Birinde “Yine bir gülnihal/Aldı bu gönlümü” şarkısının ezgisiyle nasıl da hoş duygular içinde aşkı, sevinci, gücü, beceriyi yaşardık kendimizde. Gençtik, güzeldik, yakışıklıydık.

Isparta Gönen İlköğretmen Okulu’nun 19 Mayıs Gençlik ve Spor Bayramı etkinliklerinde ayrı bir yeri vardı Isparta’da. Bütün okullar gösteriler hazırlardı bu güzel gün için.

Okulda her şey saatiyle, müziğiyle belliydi.

Sabah kahvaltıdan sonra girdiğimiz ‘mütala’dan sonraki yarım saatlik arada bir gün Milli Oyunlar, bir gün jimnastik hareketleri yapıyorduk. Yedi yüz kişi aynı anda aynı hareketleri yapıyor, halk oyunları oynuyorsak aynı anda diz vurup aynı anda havaya kalkıyorduk.

Böyle bir gençlik yetiştirdi Cumhuriyet’in okulları o yıllarda. Başka okulların öğrencileriyle de dostluklar, arkadaşlıklar kuruluyordu. Alanlardaki gösterilerde alttan alta bir yarış varsa da hiçbir zaman öğrenciler arasındaki arkadaşlığı, kardeşliği etkilemezdi. Biz sporu spor için, sağlık için yapıyorduk.
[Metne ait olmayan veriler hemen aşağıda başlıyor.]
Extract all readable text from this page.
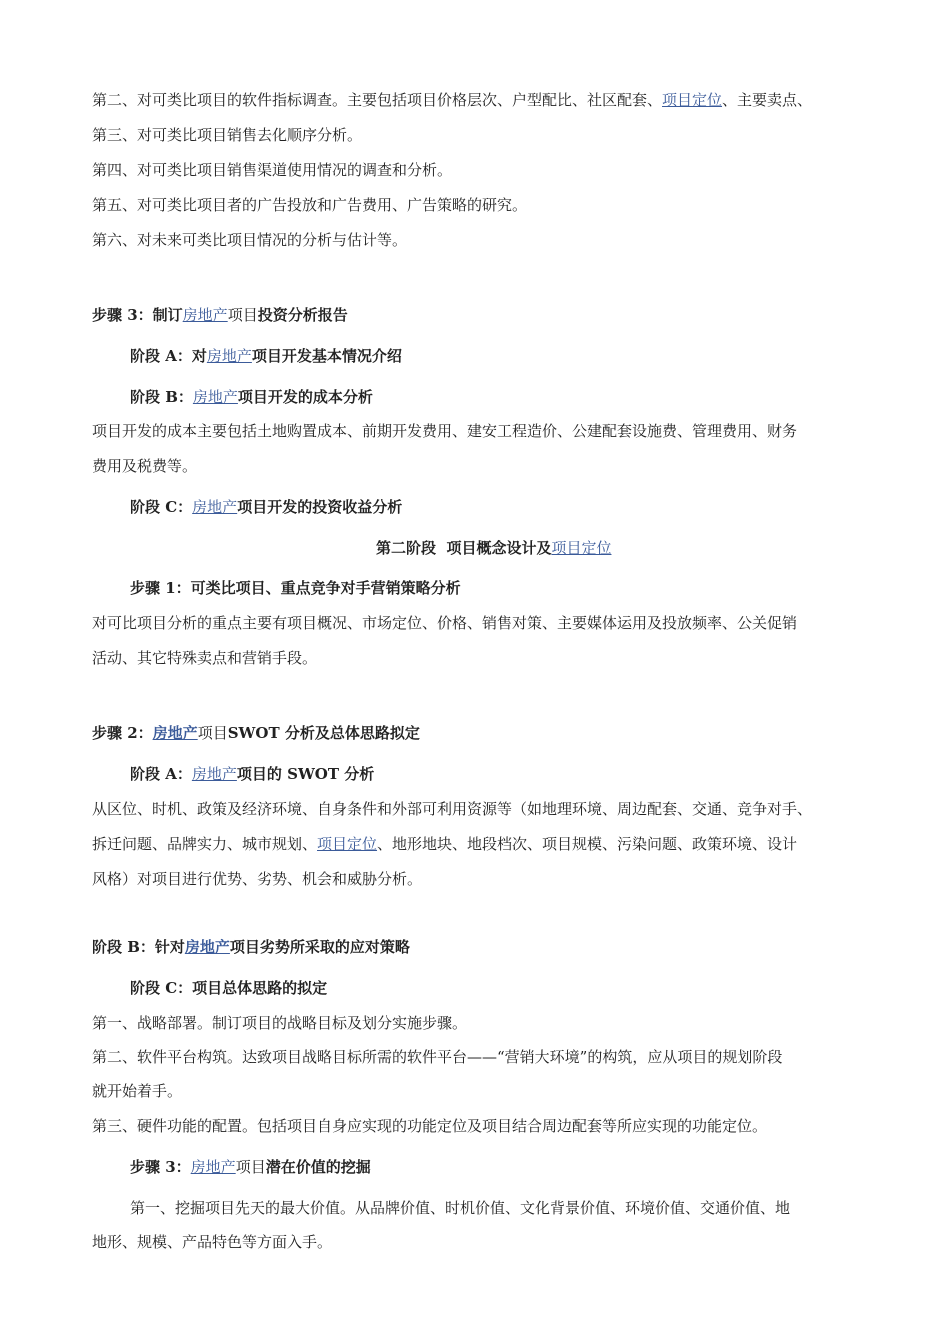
第二、对可类比项目的软件指标调查。主要包括项目价格层次、户型配比、社区配套、项目定位、主要卖点、
第三、对可类比项目销售去化顺序分析。
第四、对可类比项目销售渠道使用情况的调查和分析。
第五、对可类比项目者的广告投放和广告费用、广告策略的研究。
第六、对未来可类比项目情况的分析与估计等。
步骤 3：制订房地产项目投资分析报告
阶段 A：对房地产项目开发基本情况介绍
阶段 B：房地产项目开发的成本分析
项目开发的成本主要包括土地购置成本、前期开发费用、建安工程造价、公建配套设施费、管理费用、财务
费用及税费等。
阶段 C：房地产项目开发的投资收益分析
第二阶段  项目概念设计及项目定位
步骤 1：可类比项目、重点竞争对手营销策略分析
对可比项目分析的重点主要有项目概况、市场定位、价格、销售对策、主要媒体运用及投放频率、公关促销
活动、其它特殊卖点和营销手段。
步骤 2：房地产项目SWOT 分析及总体思路拟定
阶段 A：房地产项目的 SWOT 分析
从区位、时机、政策及经济环境、自身条件和外部可利用资源等（如地理环境、周边配套、交通、竞争对手、
拆迁问题、品牌实力、城市规划、项目定位、地形地块、地段档次、项目规模、污染问题、政策环境、设计
风格）对项目进行优势、劣势、机会和威胁分析。
阶段 B：针对房地产项目劣势所采取的应对策略
阶段 C：项目总体思路的拟定
第一、战略部署。制订项目的战略目标及划分实施步骤。
第二、软件平台构筑。达致项目战略目标所需的软件平台——“营销大环境”的构筑，应从项目的规划阶段
就开始着手。
第三、硬件功能的配置。包括项目自身应实现的功能定位及项目结合周边配套等所应实现的功能定位。
步骤 3：房地产项目潜在价值的挖掘
第一、挖掘项目先天的最大价值。从品牌价值、时机价值、文化背景价值、环境价值、交通价值、地
地形、规模、产品特色等方面入手。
Jimnastik hareketleri her yıl değişirdi. Öğretmenlerimizin bu konudaki yaratıcılıkları, araştırmaları bizi daha bir coştururdu. Örneğin 1961-1962 öğretim yılının 19 Mayıs hareketlerine kalaslarla hazırlandık. Dört kişi bir kalası indirip kaldırarak, çevirip döndürerek bütün bir okulun yarattığı görsellik parmak ısırttı bir kez daha o yıl.

Ispartalıların doldurduğu stadyumda Gönen İlköğretmen Okulu’nun gösterisi hep en sona konurdu. Çünkü Ispartalılar bizi beklerdi. Yatılı okuyorduk; gün yirmi dört saat birlikte olmanın uyumunu, öğretmenlerimizin sevgi dolu yaklaşımlarıyla en güzel gösterilere dönüştürüyorduk.
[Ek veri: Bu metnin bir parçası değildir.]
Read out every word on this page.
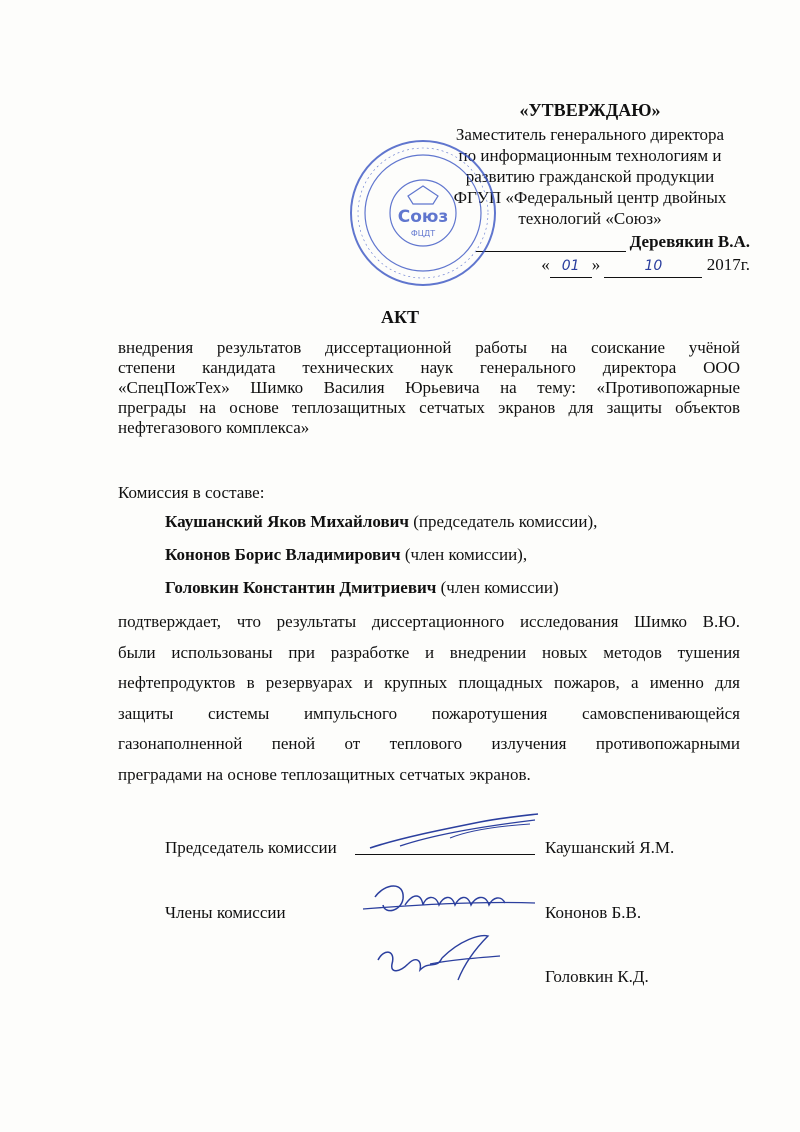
«УТВЕРЖДАЮ»
Заместитель генерального директора
по информационным технологиям и
развитию гражданской продукции
ФГУП «Федеральный центр двойных
технологий «Союз»
Деревякин В.А.
« 01 »	10	2017г.
Союз
ФЦДТ
АКТ
внедрения результатов диссертационной работы на соискание учёной
степени кандидата технических наук генерального директора ООО
«СпецПожТех» Шимко Василия Юрьевича на тему: «Противопожарные
преграды на основе теплозащитных сетчатых экранов для защиты объектов
нефтегазового комплекса»
Комиссия в составе:
Каушанский Яков Михайлович (председатель комиссии),
Кононов Борис Владимирович (член комиссии),
Головкин Константин Дмитриевич (член комиссии)
подтверждает, что результаты диссертационного исследования Шимко В.Ю.
были использованы при разработке и внедрении новых методов тушения
нефтепродуктов в резервуарах и крупных площадных пожаров, а именно для
защиты системы импульсного пожаротушения самовспенивающейся
газонаполненной пеной от теплового излучения противопожарными
преградами на основе теплозащитных сетчатых экранов.
Председатель комиссии	Каушанский Я.М.
Члены комиссии	Кононов Б.В.
Головкин К.Д.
Bizim okulumuz Gönen Köy Enstitüsü’nden öğretmen okuluna dönüştürülmüştü. Köy Enstitüleri geleneği ruh olarak sürüyordu bizde. Ulusal oyunlarımızı orada öğrendik. Dilimizin varsıllığını, sanatın yücelten etkisini orada gördük. Müziğin bir yaşam olduğunu orada kavradık.

Bugünlerde iktidara yaranmak peşinde olan valilerin 19 Mayıs gösterilerini yasaklamaları ulusal bayramlara temelden karşı oldukları içindir. Gerekçeleri her zaman hazırdır. Üstelik olağanüstü hal uygulamaları, güvenlik, her zaman ellerinin altındaki hiç de inandırıcı olmayan gerekçelerdir. Yetkili olabilirler ama hiçbir zaman haklı değillerdir. Sağlıklı, müzikle yaşayıp edebiyatla, şiirle, güzellikle ruhunu eğiten bir insandan ne zarar gördü bu valiler acaba?
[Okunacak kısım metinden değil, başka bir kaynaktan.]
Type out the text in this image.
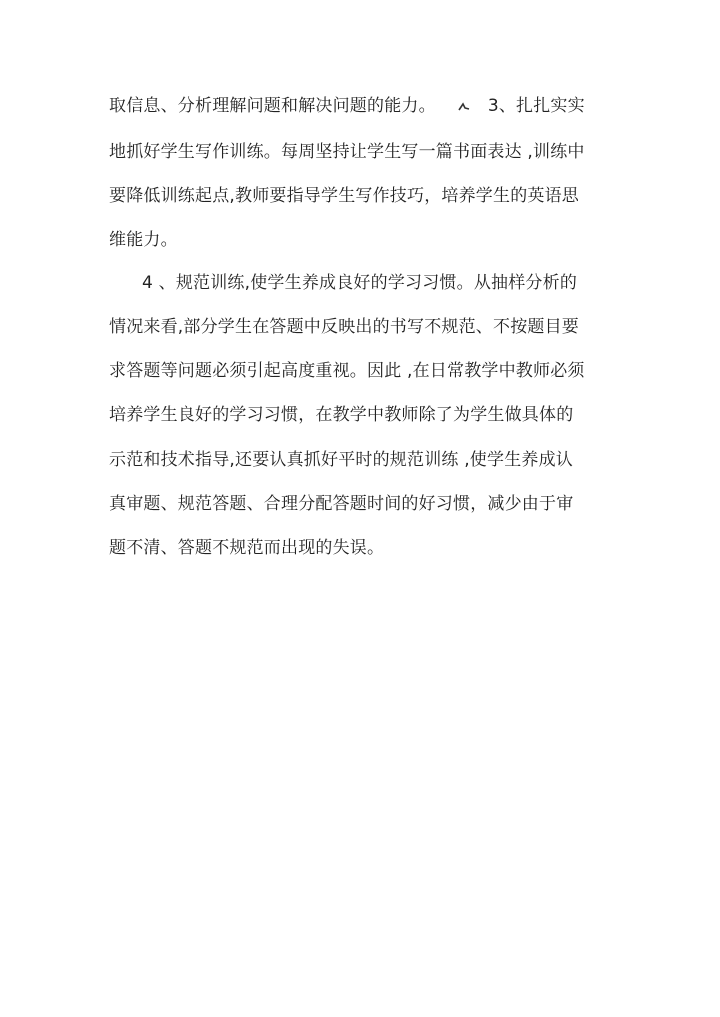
取信息、分析理解问题和解决问题的能力。	3、扎扎实实
地抓好学生写作训练。每周坚持让学生写一篇书面表达 ,训练中
要降低训练起点,教师要指导学生写作技巧，培养学生的英语思
维能力。
4 、规范训练,使学生养成良好的学习习惯。从抽样分析的
情况来看,部分学生在答题中反映出的书写不规范、不按题目要
求答题等问题必须引起高度重视。因此 ,在日常教学中教师必须
培养学生良好的学习习惯，在教学中教师除了为学生做具体的
示范和技术指导,还要认真抓好平时的规范训练 ,使学生养成认
真审题、规范答题、合理分配答题时间的好习惯，减少由于审
题不清、答题不规范而出现的失误。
Bundan birkaç yıl önce beni bir 19 Mayıs’ta Güneydoğu’da bir ile götüren kitapçı arkadaşın bu gösteriler için “Bir gün bunlar bitecek” diye mırıldandığını işittiğimde şaşırmış, üzülmüştüm. Kendi İmam Hatip çıkışlıydı, ateistti. Daha çağcıl bir insan, aldığı eğitimin koşullanmalarını aşmış bir insan, diye görüyordum onu. 19 Mayıs gösterilerinden duyduğu rahatsızlık, onun gerçekte Cumhuriyet’in getirdiği çağcıl eğitime, uygar bir dünyanın yaşam biçimine karşı olduğunu gösteriyordu.

Din okullarının yapısında çağcıllık yoktur. Bilim yoktur. Varlıkları; bilimsel eğitime de, laik düzene de, insanca yaşanabilecek güzellikleri sağlayacak uygarlığa karşı biçimlenmiştir.

Tarihi yalanlarla, safsatalarla öğrendikleri, dedikodu düzeyinde bildikleri; tarihte kendi istediklerini gördüklerinden gerçeği hiçbir zaman yakalayamazlar.

Zaten gerçek diye bir dertleri de yoktur. Bu kafalar, vali olsun, bakan olsun, kim olursa olsun bu ülkeye hizmeti değil kendi inançlarına hizmeti düşünür ancak. O nedenle bu kafalardan iyi niyetli bir çaba beklemek boşunadır.

Yasaların kendilerine verdiği gücü, halkın yararına değil kendi duygularına , çıkarlarına göre kullanırlar.

Bizim okuduğumuz okullarda 19 Mayıs gösterileriyle ortaya çıkan güzellikleri bunları kavramaları da olanaksızdır. Ulusal bayramların çocuklarımıza, gençlerimize kazandırdığı yurtseverlik duygusu bunlara uzaktır. O nedenle de yasaklamak onları rahatsız etmez.

Yine de bakıyorum da yurdun dört bir yanında ulusal bayramları eskisinden çok coşkuyla kutlayan kitleler var. Etki tepki ilişkisi burada da görülüyor.

Öyle görülüyor ki büyük insan Mustafa Kemal Atatürk’ün ulusumuza kazandırdığı derin yurtseverlik duygusu bunların da, bunların ağababalarının da en büyük korkusudur. Baskıları da bundandır.

İstediklerini yapsınlar. Bilgiyle vicdan her zaman yalanın, korkunun üstesinden gelmiştir; gelecektir. İnsanlığı geliştiren de bu iki öğedir. Bunları bilmeyenler, bunlardan yoksun olanlar düşünsün.